Ich verschluckte mich fast an meinem Tee, als ich das hörte. Sofort lief ich ihn den Flur und flehte meine Oma an: "Sag ihm nicht, dass ich hier bin, baciu. Ich möchte ihn nicht sehen. Bitte!". Meine Oma sah mich sichtlich verwirrt an. Aber meinem flehenden Gesichtsausdruck konnte sie nicht widerstehen und gab nach. Und während sie zur Tür ging, versteckte ich mich in der Küche, wo ich jedes Wort aus dem Treppenhaus hören konnte.


"Hallo, Stasia", begrüßte Dominik meine Großmutter, als sie ihm die Tür öffnete. "Ich Möchte Zu Oxana", sprach er bemüht langsam und deutlich, da meine Oma kein Wort Simlisch und er kein Wort Polnisch sprach. "Ist Oxana Hier?". Es viel meiner babcia schwer zu lügen, aber mir zuliebe tat sie es. "Oxana Nix Hierr", antwortet sie in gebrochenem Simlisch. "Aber ich weiß, dass sie bei dir ist. Stasia, Bitte Lass Mich Zu Oxana". "Nix Hierr Oxana", antwortete meine Großmutter noch einmal bestimmt und stellte sich so in die Tür, dass Dominik nicht einfach hinein stürmen konnte. Dennoch schmerzte Dominiks enttäuschter Blick sie sehr.

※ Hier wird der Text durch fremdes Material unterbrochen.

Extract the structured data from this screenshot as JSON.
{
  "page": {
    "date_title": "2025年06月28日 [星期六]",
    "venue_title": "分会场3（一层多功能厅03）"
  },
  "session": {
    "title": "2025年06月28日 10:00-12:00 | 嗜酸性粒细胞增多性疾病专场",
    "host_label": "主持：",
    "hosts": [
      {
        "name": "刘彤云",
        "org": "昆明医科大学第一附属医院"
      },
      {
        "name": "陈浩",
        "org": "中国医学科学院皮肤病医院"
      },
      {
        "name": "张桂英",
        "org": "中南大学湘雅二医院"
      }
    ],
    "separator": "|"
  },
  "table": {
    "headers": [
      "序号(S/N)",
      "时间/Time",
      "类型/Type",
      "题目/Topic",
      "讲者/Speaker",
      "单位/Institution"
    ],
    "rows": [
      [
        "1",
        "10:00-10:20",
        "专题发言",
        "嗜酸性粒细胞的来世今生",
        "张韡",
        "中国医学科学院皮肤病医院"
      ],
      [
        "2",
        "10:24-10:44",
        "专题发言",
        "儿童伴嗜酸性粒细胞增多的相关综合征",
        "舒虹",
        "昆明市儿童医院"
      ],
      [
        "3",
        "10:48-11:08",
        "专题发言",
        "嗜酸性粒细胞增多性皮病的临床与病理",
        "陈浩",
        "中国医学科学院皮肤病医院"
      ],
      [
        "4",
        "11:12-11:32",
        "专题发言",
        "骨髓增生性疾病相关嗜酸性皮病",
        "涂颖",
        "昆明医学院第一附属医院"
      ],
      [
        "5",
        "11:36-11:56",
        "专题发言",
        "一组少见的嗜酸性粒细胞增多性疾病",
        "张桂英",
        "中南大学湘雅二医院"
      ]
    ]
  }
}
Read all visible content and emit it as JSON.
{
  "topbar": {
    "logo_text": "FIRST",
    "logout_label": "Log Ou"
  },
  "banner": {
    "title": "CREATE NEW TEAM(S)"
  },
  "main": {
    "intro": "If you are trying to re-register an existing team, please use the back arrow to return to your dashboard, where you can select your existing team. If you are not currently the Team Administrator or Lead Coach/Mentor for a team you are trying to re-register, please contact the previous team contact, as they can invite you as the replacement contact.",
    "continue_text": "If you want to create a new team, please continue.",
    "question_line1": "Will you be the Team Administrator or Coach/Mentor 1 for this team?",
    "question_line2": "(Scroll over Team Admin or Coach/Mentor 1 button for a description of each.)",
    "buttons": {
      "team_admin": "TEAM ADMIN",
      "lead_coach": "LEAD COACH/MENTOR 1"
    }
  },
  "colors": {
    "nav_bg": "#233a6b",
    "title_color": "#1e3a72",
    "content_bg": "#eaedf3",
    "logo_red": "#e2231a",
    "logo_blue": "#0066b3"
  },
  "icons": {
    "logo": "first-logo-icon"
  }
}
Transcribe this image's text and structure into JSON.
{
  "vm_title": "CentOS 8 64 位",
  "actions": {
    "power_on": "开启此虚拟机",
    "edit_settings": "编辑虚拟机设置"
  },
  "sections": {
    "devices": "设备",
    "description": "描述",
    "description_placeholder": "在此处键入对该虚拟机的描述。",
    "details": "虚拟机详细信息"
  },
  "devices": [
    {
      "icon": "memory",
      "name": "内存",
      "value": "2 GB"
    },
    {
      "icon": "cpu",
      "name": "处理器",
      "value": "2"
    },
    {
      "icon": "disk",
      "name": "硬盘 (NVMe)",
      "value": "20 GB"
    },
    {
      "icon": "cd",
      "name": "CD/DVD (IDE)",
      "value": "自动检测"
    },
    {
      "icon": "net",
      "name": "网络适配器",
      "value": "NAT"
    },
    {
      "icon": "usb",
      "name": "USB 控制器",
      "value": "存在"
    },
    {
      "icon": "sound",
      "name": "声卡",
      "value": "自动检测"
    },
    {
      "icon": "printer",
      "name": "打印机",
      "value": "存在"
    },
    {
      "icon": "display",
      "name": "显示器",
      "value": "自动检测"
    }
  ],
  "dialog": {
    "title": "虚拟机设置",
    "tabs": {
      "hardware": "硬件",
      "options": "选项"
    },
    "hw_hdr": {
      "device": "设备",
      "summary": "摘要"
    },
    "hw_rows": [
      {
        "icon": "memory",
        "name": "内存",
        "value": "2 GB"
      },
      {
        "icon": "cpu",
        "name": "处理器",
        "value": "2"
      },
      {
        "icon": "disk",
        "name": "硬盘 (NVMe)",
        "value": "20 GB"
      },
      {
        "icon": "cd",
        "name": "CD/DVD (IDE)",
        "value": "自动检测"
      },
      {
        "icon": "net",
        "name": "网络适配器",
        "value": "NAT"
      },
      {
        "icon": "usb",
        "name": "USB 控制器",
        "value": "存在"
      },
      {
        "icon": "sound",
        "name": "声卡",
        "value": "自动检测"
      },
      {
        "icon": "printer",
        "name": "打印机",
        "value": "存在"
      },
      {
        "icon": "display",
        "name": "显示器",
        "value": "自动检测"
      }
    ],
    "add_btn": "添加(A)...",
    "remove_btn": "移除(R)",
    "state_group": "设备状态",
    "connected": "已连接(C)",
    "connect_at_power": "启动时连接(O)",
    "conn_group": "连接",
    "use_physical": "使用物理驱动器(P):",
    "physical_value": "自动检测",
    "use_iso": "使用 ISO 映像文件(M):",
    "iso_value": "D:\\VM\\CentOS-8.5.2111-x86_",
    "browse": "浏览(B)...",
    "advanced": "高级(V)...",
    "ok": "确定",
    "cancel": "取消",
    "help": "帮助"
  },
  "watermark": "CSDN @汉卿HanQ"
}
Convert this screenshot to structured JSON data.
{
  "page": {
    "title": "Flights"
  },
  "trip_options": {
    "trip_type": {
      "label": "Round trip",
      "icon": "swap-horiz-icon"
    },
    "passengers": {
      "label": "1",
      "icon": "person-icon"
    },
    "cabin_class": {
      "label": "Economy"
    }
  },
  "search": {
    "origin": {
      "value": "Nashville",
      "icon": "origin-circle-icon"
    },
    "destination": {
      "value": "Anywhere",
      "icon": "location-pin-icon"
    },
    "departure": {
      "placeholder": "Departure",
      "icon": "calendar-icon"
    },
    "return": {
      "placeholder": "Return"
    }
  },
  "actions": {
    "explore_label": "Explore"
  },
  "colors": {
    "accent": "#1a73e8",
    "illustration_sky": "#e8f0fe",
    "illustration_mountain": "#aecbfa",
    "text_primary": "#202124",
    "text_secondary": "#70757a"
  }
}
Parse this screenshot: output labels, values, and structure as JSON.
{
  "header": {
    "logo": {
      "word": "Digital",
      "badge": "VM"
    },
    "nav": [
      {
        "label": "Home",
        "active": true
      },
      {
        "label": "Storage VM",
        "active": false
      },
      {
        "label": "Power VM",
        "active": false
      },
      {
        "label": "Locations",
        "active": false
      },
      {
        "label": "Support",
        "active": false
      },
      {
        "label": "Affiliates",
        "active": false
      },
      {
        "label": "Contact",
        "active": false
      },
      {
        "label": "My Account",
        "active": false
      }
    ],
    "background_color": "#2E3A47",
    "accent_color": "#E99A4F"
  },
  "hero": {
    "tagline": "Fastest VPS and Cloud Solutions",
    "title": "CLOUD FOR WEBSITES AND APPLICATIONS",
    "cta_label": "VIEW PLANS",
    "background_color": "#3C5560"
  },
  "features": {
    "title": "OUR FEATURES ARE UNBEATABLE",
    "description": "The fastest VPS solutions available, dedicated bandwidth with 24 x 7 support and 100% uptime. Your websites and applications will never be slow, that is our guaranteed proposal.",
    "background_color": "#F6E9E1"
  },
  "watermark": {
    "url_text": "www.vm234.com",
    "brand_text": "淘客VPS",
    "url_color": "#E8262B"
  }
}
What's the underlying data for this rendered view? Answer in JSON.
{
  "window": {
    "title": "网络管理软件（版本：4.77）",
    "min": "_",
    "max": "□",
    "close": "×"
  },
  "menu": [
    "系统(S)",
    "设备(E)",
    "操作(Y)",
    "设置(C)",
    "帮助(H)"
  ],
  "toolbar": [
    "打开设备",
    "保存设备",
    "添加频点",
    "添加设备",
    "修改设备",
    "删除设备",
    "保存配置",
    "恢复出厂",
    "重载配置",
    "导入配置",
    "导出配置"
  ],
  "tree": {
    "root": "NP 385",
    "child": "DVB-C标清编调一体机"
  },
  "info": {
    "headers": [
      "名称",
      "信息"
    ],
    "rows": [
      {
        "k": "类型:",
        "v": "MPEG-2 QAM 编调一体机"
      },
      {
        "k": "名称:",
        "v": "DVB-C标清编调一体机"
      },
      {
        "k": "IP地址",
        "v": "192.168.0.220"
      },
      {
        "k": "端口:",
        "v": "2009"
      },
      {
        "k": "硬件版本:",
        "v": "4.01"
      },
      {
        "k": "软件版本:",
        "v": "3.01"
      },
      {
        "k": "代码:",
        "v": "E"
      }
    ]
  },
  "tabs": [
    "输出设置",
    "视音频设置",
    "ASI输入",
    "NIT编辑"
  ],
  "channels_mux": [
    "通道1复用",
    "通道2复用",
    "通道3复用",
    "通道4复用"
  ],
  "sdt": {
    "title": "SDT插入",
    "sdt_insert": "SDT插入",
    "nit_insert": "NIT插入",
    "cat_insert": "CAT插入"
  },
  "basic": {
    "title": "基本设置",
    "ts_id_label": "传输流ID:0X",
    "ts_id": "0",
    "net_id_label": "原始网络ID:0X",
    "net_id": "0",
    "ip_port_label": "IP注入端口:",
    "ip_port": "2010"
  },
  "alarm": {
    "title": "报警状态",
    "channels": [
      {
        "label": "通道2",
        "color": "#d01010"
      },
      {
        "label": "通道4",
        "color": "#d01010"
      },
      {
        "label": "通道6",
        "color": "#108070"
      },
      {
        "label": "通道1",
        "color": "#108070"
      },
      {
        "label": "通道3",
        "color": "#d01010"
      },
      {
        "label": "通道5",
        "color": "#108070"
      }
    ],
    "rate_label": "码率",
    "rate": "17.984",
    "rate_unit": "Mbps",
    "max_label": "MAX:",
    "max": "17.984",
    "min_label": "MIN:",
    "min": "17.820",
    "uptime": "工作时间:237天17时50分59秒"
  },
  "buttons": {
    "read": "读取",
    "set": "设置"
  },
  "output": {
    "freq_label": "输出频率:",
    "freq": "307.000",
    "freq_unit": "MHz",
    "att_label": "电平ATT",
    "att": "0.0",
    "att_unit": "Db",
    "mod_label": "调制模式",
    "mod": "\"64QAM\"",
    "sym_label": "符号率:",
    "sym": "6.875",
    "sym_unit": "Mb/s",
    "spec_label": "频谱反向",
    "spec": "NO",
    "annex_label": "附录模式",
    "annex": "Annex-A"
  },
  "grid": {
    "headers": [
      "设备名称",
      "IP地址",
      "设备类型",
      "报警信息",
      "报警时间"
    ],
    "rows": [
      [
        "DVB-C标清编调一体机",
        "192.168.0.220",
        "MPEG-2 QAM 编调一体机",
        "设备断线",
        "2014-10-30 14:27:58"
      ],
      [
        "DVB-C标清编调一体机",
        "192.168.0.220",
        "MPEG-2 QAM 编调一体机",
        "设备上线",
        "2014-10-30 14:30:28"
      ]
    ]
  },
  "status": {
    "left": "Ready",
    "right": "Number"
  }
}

Deshalb folgte sie ihm auch, als er sich zögerlich von der Tür abwand. Aus der Tasche ihres Kittels holte sie einen Zettel und einen Bleistift und schrieb die Adresse von Tante Kasia auf. "Hierr Warrten", deutete sie auf den Zettel und konnte nur hoffen, dass Dominik verstand, was sie wollte. "Danke, Stasia". Dominik nahm die Hand meiner Großmutter und küsste sie galant, was meiner Oma die Röte in die Wangen trieb und ihr ein schüchterndes Kichern entlockte. Mit der Adresse in der Hand eilte Dominik beschwingt die Treppe des Hochhauses hinunter.